I am broadly interested in why the Earth is such a unique place in the Solar System, and in the role the Earth’s magnetic field plays in shaping our planet. Specifically, I am interested in how geological materials become magnetized, and what they tell us about the evolution of the Earth. My research uses rock and mineral magnetism to study a wide range of geologic processes, from basic geophysics governing the internal structure and dynamics of our planet, to surface processes and geo-environmental history. My approach is inherently multidisciplinary and multi-scalar, combining magnetic analyses (both well-established and non-traditional) with non-magnetic methods. The main research directions I am pursuing are:

1. How do magnetic minerals track past environmental conditions and biogeochemical cycles in nature, and help us predict future trends? I am working on innovative ways in which we can use magnetic minerals occurring in abundance in our surroundings to inform us about  past and present changes in the natural environment.

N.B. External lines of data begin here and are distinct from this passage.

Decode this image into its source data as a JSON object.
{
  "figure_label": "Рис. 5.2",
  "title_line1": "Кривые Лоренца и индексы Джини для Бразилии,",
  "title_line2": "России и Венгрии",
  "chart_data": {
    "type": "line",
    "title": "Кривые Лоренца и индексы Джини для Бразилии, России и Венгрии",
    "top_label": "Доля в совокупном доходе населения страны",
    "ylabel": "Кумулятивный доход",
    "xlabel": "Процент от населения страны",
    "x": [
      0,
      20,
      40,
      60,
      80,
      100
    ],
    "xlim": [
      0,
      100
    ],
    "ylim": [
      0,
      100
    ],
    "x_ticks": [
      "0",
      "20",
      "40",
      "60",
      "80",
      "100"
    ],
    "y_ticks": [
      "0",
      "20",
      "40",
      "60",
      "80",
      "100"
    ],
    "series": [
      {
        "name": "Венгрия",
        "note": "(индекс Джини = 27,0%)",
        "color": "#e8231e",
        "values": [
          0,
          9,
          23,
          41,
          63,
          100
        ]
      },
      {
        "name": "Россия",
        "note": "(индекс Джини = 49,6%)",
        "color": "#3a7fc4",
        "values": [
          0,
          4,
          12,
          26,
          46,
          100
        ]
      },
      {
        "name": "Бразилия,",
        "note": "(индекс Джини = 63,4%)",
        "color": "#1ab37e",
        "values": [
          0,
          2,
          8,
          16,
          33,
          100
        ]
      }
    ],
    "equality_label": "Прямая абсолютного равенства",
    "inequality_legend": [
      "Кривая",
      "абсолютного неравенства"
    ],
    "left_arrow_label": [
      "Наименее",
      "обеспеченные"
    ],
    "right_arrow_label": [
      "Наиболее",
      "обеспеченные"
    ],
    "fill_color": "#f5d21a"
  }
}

2. What can records of the Earth’s magnetic field preserved in rocks and minerals tell us about the evolution of the geodynamo? I am exploring the promising, yet relatively untapped, paleomagnetic archives that are speleothems, because they contain high-resolution geomagnetic records and can be dated with unparalleled precision.

3. How can we extract meaningful magnetic information from natural samples with complex histories or highly localized distributions of natural magnetic carriers? I am developing analysis tools that enable the visualization, measurement, and modeling of natural systems that hold answers to some of the key questions in geomagnetic research.